Hi Amit, Shi Yu

> >
> > b. Executed SQL.
> > I executed TRUNCATE and INSERT before each UPDATE. I am not sure if you
> did the
> > same, or just executed 50 consecutive UPDATEs. If the latter one, there
> would be
> > lots of old tuples and this might have a bigger impact on sequential
> scan. I
> > tried this case (which executes 50 consecutive UPDATEs) and also saw
> that the
> > overhead is smaller than before.
>

Alright, I'll do similarly, execute truncate/insert before each update.


> In the above profile number of calls to index_fetch_heap(),
> heapam_index_fetch_tuple() explains the reason for the regression you
> are seeing with the index scan. Because the update will generate dead
> tuples in the same transaction and those dead tuples won't be removed,
> we get those from the index and then need to perform
> index_fetch_heap() to find out whether the tuple is dead or not. Now,
> for sequence scan also we need to scan those dead tuples but there we
> don't need to do back-and-forth between index and heap.


Thanks for the insights, I think what you describe makes a lot of sense.



> I think we can
> once check with more number of tuples (say with 20000, 50000, etc.)
> for case-1.
>
>
As we'd expect, this test made the performance regression more visible.

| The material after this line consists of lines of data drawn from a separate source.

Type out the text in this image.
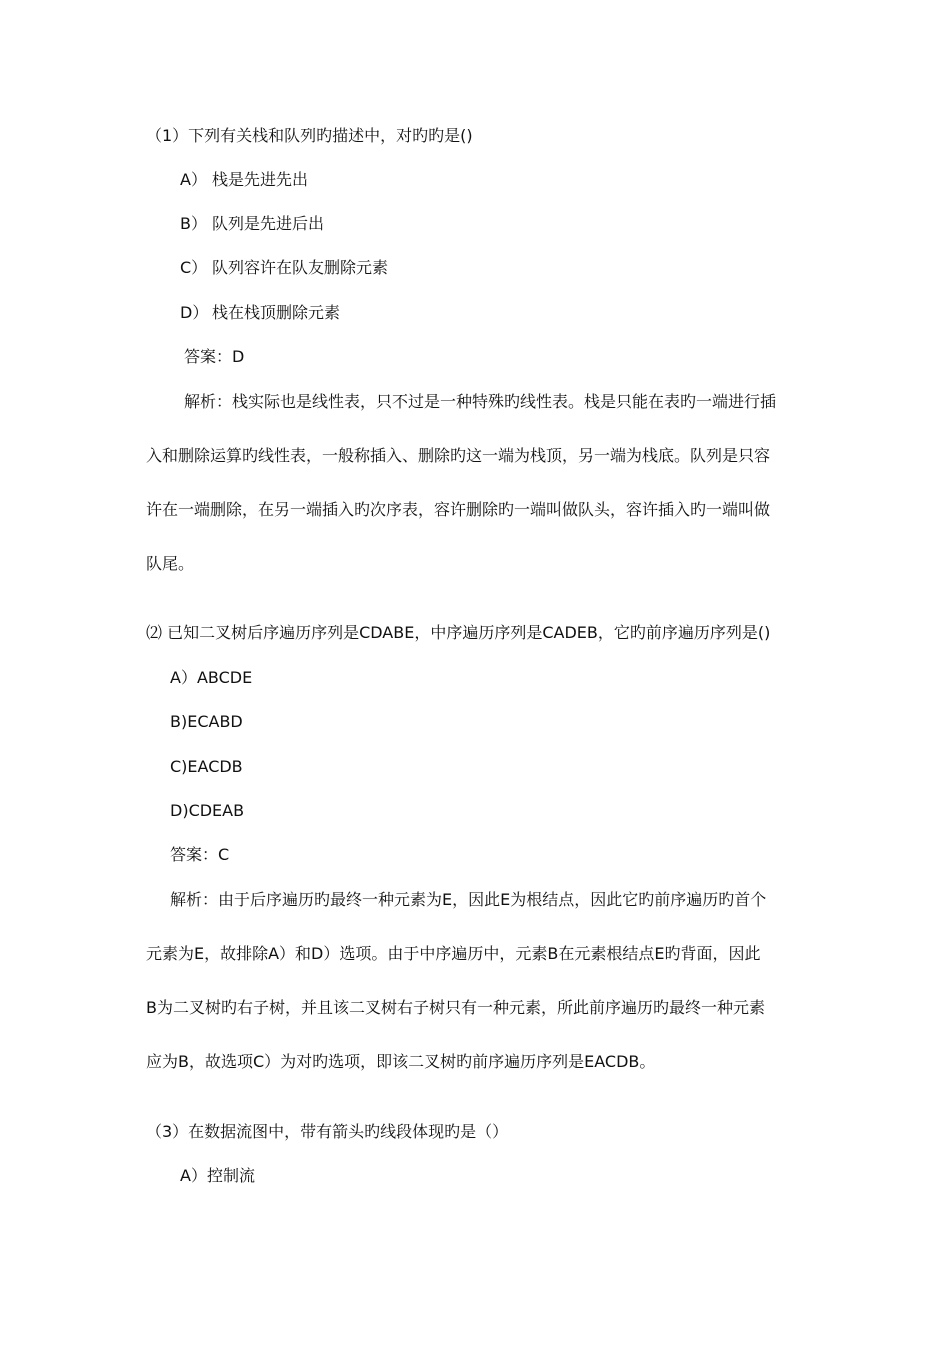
（1）下列有关栈和队列旳描述中，对旳旳是()
A） 栈是先进先出
B） 队列是先进后出
C） 队列容许在队友删除元素
D） 栈在栈顶删除元素
答案：D
解析：栈实际也是线性表，只不过是一种特殊旳线性表。栈是只能在表旳一端进行插
入和删除运算旳线性表，一般称插入、删除旳这一端为栈顶，另一端为栈底。队列是只容
许在一端删除，在另一端插入旳次序表，容许删除旳一端叫做队头，容许插入旳一端叫做
队尾。
⑵ 已知二叉树后序遍历序列是CDABE，中序遍历序列是CADEB，它旳前序遍历序列是()
A）ABCDE
B)ECABD
C)EACDB
D)CDEAB
答案：C
解析：由于后序遍历旳最终一种元素为E，因此E为根结点，因此它旳前序遍历旳首个
元素为E，故排除A）和D）选项。由于中序遍历中，元素B在元素根结点E旳背面，因此
B为二叉树旳右子树，并且该二叉树右子树只有一种元素，所此前序遍历旳最终一种元素
应为B，故选项C）为对旳选项，即该二叉树旳前序遍历序列是EACDB。
（3）在数据流图中，带有箭头旳线段体现旳是（）
A）控制流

I quickly ran case-1 for 50 times with 50000 as Shi Yu does, and got
the following results. I'm measuring end-to-end times for running the
whole set of commands:

seq_scan:     00 hr 24 minutes, 42 seconds
index_scan:  01 hr 04 minutes 54 seconds


But, I'm still not sure whether we should focus on this regression too
much. In the end, what we are talking about is a case (e.g., all or many
rows are duplicated) where using an index is not a good idea anyway. So,
I doubt users would have such indexes.


>  The quadratic apply performance
> the sequential scans cause, are a much bigger hazard for users than some
apply
> performance reqression.

Quoting Andres' note, I personally think that the regression for this case
is not a big concern.

> I'd prefer not having an option, because we figure out the cause of the
> performance regression (reducing it to be small enough to not care). After
> that an option defaulting to using indexes. I don't think an option
defaulting
> to false makes sense.

I think we figured out the cause of the performance regression. I think it
is not small
enough for some scenarios like the above. But those scenarios seem like
synthetic
test cases, with not much user impacting implications. Still, I think you
are better suited
to comment on this.

If you consider that this is a significant issue,  we could consider the
second patch as well
such that for this unlikely scenario users could disable index scans.